Una historia de brujas adolescentes en la que el humor es el protagonista.
No vamos a ocultarnos: en el mismo momento en el que vimos la portada de «La receta de la magia», de Paula Cheshire y publicado por Grafito Editorial, con esas tres brujas volando juntas como amigas, nos vino a la mente la estupenda y sobresaliente Giant Days y no pudimos resistirnos a leerlo aun a riesgo de dinamitar nuestra experiencia lectora si no cumplía con unas expectativas que habíamos puesto nosotros mismos. Ahora, después de haber disfrutado de cada una de las páginas del cómic, podemos adelantaros que estamos ante una obra divertidísima que hace muchísimas cosas bien.
Lana, Herminia y… ¿Baba Yaga?
La receta de la magia empieza como lo hace el día a día de muchos autónomos: con un trabajo que termina en desastre y sin dinero ni recursos para solucionarlo.

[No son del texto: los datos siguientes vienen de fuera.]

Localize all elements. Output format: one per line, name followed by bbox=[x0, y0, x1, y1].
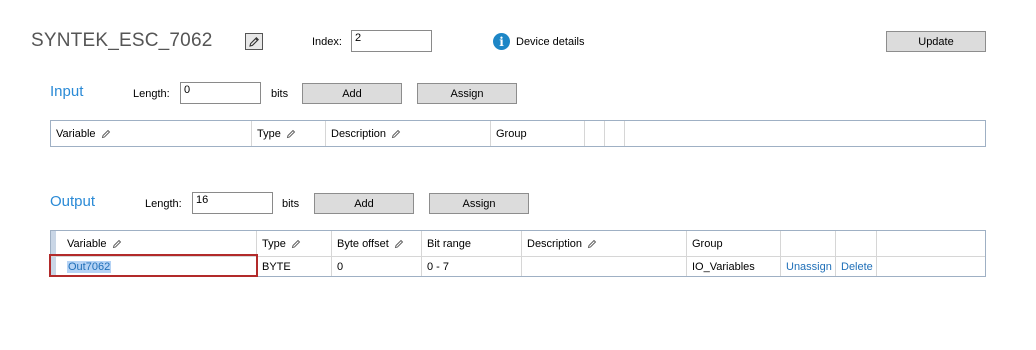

En el caso de Lana, la bruja protagonista, se ha visto envuelta en el intento de control de una invasión de setas vivientes que están tomando el control del pueblo, pero por un error en la creación de la pócima que iba a acabar con ellas ha terminado empeorando gravemente la situación.
En ese momento, Lana y su amiga Herminia deciden acudir en busca de Baba Yaga, una bruja legendaria —que dio clase a Lana en la universidad, pero nunca se aprendió su nombre— para intentar solucionar el problema antes de que las setas se coman el pueblo por completo.
Con este punto de partida comienza una historia de aventuras en la que lo importante es disfrutar de las conversaciones, el humor y los chistes de las protagonistas y es que, desde el primer momento, queda claro que estamos ante un tomo repleto de chistes malos, ocurrentes y muy actuales que entran muy bien uno detrás de otro. En el momento en el que nos hicimos con el tono y el humor de la autora nos reímos muchísimo con algunas de las situaciones que vive el trío de brujas durante su periplo por el mundo mágico y conectamos totalmente con su forma de plasmar el humor en las viñetas.
El dibujo, las situaciones y el tono de la obra invitan a relajarse, disfrutar y reír con situaciones típicas adaptadas al mundo mágico, como el momento en el que descubrimos que muchas brujas han sustituido sus escobas por roombas voladoras o cuando Herminia explica con pena que su varita siempre se queda sin batería «cuando más la necesita». Los dobles sentidos, los diálogos con segundas lecturas y la sensación de que hay más capas de humor de las que parece es lo que hace de La receta de la magia una obra tan interesante.
También nos ha sorprendido el gran uso que hace de las referencias a grupos de música, películas y libros de la cultura pop que van desde los años 80 hasta hoy, con guiños a El Resplandor y a todo tipo de grupos de metal como Megadeth. Además, la autora no deja pasar la oportunidad de incluir referencias a Pontevedra, su ciudad natal, y a todo el folclore gallego en el que se basan parte de las criaturas que vemos en la historia.

Junto a la escritura del guion, Paula Cheshire se ha encargado de casi todo el dibujo del cómic, salvo algunos fondos y escenarios en los que ha contado con la ayuda de una amiga. En cualquier caso, el estilo cartoon y de dibujo animado —de ahí que lo relacionásemos con Giant Days— es perfecto para la historia y para el tono alegre y desenfadado de la obra, sobre todo teniendo en cuenta que gran parte de las lectoras serán jóvenes y adolescentes, lo que nos parece todo un acierto.
No queremos acabar sin aclarar que, al igual que otras muchas obras del gran catálogo de Grafito Editorial, «La receta de la magia» está publicado en un tomo en tapa blanda, a todo color, de 128 páginas, que incluye como extras un espacio en el que la propia autora nos explica cómo ha sido el proceso de creación del cómic a lo largo de todo este tiempo.
Conclusiones de la reseña de «La receta de la magia»
Si buscáis una historia cercana, divertida y cargada de humor, La receta de la magia puede ser justo lo que estáis buscando. Aunque puede ser perfecta para jóvenes y adolescentes, lo cierto es que como adultos también podemos disfrutar perfectamente de sus protagonistas y de los chistes malos de la autora. De hecho, esperamos con ganas que esta no sea la última aventura de estas brujas y que, con suerte, podamos volver a leer más de ellas en el futuro.